Infusion Reactions: In clinical trials, infusion reactions (infusion-related reactions) were common (1.6%). They were mild to moderate in severity and transient (e.g., lower back pain, abdominal pain, muscle spasms, drop in blood pressure, elevation in blood pressure, rigors, limb discomfort, drug hypersensitivity [allergic reaction], dysgeusia [bad taste], and drowsiness). These reactions did not require discontinuation of ULTOMIRIS.
Reporting of Suspected Adverse Reactions: Reporting suspected adverse reactions after authorization of the medicinal product is important. It allows continued monitoring of the benefit/risk balance of the medicinal product. Healthcare professionals are asked to report any suspected adverse reactions via their national reporting system.

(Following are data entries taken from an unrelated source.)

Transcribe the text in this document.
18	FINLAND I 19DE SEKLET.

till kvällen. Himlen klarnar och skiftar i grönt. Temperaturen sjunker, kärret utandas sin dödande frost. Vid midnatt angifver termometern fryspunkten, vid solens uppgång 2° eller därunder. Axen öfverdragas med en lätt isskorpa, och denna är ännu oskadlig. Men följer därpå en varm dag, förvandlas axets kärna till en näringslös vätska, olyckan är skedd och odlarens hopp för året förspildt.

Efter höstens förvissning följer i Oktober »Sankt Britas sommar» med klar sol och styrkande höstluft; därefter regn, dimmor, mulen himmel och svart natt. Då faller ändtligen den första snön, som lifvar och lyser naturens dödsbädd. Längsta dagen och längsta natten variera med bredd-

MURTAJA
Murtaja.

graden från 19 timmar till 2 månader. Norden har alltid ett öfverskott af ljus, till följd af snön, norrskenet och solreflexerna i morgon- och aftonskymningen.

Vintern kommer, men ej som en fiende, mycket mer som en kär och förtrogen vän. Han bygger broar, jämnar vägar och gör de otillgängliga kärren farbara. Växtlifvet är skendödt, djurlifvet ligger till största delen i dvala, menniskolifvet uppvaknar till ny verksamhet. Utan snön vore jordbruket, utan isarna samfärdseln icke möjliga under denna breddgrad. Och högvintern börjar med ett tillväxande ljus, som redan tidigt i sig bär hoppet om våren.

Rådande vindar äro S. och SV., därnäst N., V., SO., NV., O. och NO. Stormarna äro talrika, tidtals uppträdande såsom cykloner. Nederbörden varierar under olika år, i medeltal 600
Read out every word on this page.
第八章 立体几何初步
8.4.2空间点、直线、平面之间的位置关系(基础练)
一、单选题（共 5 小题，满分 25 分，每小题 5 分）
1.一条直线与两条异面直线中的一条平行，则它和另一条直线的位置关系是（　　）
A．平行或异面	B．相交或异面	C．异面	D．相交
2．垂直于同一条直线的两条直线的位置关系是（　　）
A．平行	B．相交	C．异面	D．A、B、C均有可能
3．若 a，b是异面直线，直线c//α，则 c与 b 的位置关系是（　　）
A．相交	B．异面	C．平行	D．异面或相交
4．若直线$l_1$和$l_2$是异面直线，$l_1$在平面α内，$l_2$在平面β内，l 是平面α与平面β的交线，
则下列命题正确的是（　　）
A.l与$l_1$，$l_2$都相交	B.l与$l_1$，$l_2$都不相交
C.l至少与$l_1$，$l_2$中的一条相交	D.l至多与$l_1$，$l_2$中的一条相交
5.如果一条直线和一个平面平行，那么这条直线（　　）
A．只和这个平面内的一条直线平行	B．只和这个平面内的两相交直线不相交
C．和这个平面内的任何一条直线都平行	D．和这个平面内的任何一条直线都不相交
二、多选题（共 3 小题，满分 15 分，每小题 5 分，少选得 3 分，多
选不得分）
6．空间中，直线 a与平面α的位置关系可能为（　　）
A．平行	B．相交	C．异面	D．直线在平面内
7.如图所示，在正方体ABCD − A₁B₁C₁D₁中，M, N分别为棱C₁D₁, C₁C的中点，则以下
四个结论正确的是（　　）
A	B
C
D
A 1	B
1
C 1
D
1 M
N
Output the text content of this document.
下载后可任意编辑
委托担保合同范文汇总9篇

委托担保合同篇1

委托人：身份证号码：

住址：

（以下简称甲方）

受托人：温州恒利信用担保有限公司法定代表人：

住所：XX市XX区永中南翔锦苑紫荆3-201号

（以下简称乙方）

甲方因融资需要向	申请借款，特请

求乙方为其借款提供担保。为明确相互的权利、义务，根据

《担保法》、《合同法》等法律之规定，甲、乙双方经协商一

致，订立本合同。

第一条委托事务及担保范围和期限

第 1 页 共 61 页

Pediatric Population: In children and adolescent PNH patients (aged 9 to 17 years old) included in the pediatric PNH Study (ALXN1210-PNH-304), the safety profile of ULTOMIRIS was consistent with that observed in adult PNH patients. The most common adverse reaction reported in pediatric PNH patient was abdominal pain and nasopharyngitis.
In pediatric aHUS patients (aged 10 months to 17 years old) included in Study ALXN1210-aHUS-312, the safety profile of ULTOMIRIS was consistent with that observed in adult patients with evidence of aHUS. The safety profile was also consistent for pediatric patients in the different age-group subsets. The safety data for patients below 2 years of age are limited to four patients. The most common adverse reaction reported in pediatric patients was pyrexia.
ULTOMIRIS has not been evaluated in pediatric patients with gMG.
Geriatric Population: No overall differences in safety were reported between elderly (≥ 65 years) and younger patients (< 65 years) with ULTOMIRIS.